Elektrische Bahnen vermitteln den Verkehr in der Stadt und mit der Umgebung. Unter den Bildungsanstalten nimmt die 1767 vom Kurfürsten Karl Theodor gestiftete und 1822 vom König Friedrich Wilhelm III. erneuerte Kunstakademie den ersten Rang ein. Die früher hier befindliche Gemäldegalerie, 1690 von dem Kurfürsten Johann Wilhelm gestiftet, wurde 1805 nach München gebracht, nach dem Deutschen Krieg von 1866 von Preußen zurückgefordert, aber 1871 freiwillig an Bayern überlassen. Nur ein Meisterwerk, Rubens‘ Himmelfahrt Mariä, ist in Düsseldorf geblieben. Eine städtische Gemäldegalerie (seit 1846) enthält meist Gemälde neuerer Düsseldorfer Künstler.
Die Stadt Düsseldorf hat außerdem eine Sammlung von 248 Aquarellnachbildungen der wichtigsten Werke der italienischen Malerei von J. A. Ramboux, der Akademie gehört eine Sammlung von etwa 15.000 Handzeichnungen und 80.000 Kupferstichen sowie von Gipsabgüssen antiker Skulpturen. Sonstige wissenschaftliche und gemeinnützige Anstalten sind die Sternwarte Bilk, ein Botanischer Garten, eine Landesbibliothek von 50.000 Bänden (1770 vom Kurfürsten Karl Theodor gestiftet), ein Staatsarchiv, ein Kunstverein, ein historisches Museum (vorzugsweise lokalen Charakters), ein Gewerbemuseum, ferner ein königliches und ein städtisches Gymnasium, letzteres mit Realgymnasium, ein Reformrealgymnasium, Oberrealschule, Realschule, Kunstgewerbeschule, Konservatorium für Musik, 2 Theater, Bezirksirrenanstalt, Korrektionshaus, 16 Krankenanstalten etc.

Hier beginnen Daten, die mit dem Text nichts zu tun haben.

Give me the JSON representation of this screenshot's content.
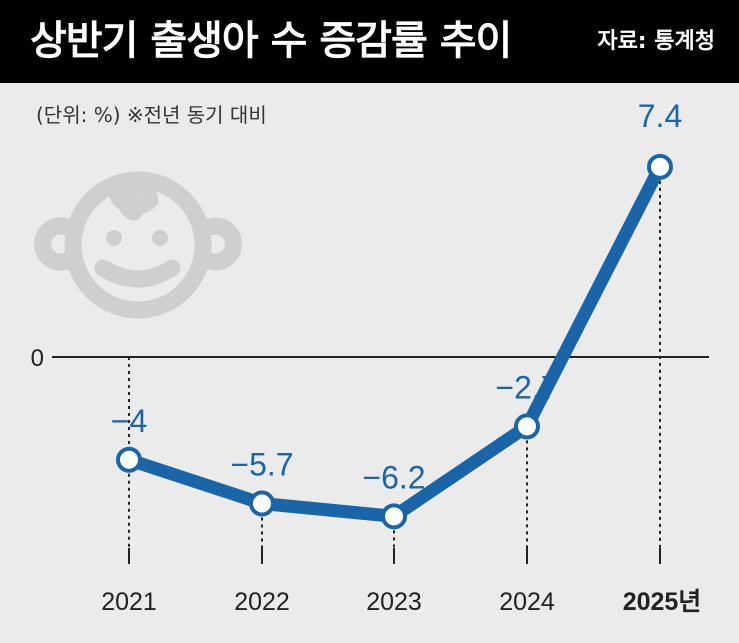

Von Behörden haben ihren Sitz in Düsseldorf, die Regierung, die Provinzialverwaltung der Provinz Rheinland, die Provinzialfeuersozietät, die Landesversicherungsanstalt, eine Generalkommission, ein Landgericht, eine Oberpostdirektion, ein Hauptsteueramt, ein Landratsamt; ferner der Stab der 14. Division, der 28. Infanterie- und der 14. Kavalleriebrigade. Die städtischen Behörden bestehen aus dem Magistrat (11 Mitglieder) und 36 Stadtverordneten. Die städtischen Einnahmen betrugen 1901 = 60,9 Millionen, die Ausgaben 60 Millionen Mark; einer Schuld von 51,3 Millionen steht ein Vermögen von 76,5 Millionen Mark gegenüber. Der schönste und betuchteste unter den zahlreichen Spaziergängen in und um Düsseldorf ist der Hofgarten mit dem Botanischen Garten, dessen westliche Fortsetzung nach dem Rhein der Kaiser Wilhelm-Park (Platz der Gewerbeausstellung von 1902) bildet.
Am Ende des Hofgartens, im Stadtteil Pempelfort, steht der Jägerhof, ein königliches, von schöner Gartenanlage umgebenes Schloss. Des Schriftstellers Jacobi Haus und Garten in Pempelfort ist Eigentum des Künstlervereins „Malkasten“. Im Osten der Stadt liegt der Zoologische Garten mit prächtigen Anlagen, im Süden der Floragarten, im Südwesten der Volksgarten. Im früheren Dorf, jetzt Stadtteil Derendorf im Norden wohnten eine Zeitlang Immermann und die Gräfin Ahlefeld. Im Nordosten liegen Düsselthal, mit einer vom Grafen von der Recke 1819 angelegten Erziehungsanstalt für verwahrloste Kinder im ehemaligen Trappistenkloster, und Grafenberg, mit schöner Aussicht am Stadtwalde. Hier ist auch der Ostpark und eine Villenkolonie. In Düsseldorf wurden die Dichter und Schriftsteller Joh. Georg und Fr. Heinrich Jakobi, Varnhagen von Ense und Heinrich Heine, die Maler Peter von Cornelius und Peter von Heß geboren.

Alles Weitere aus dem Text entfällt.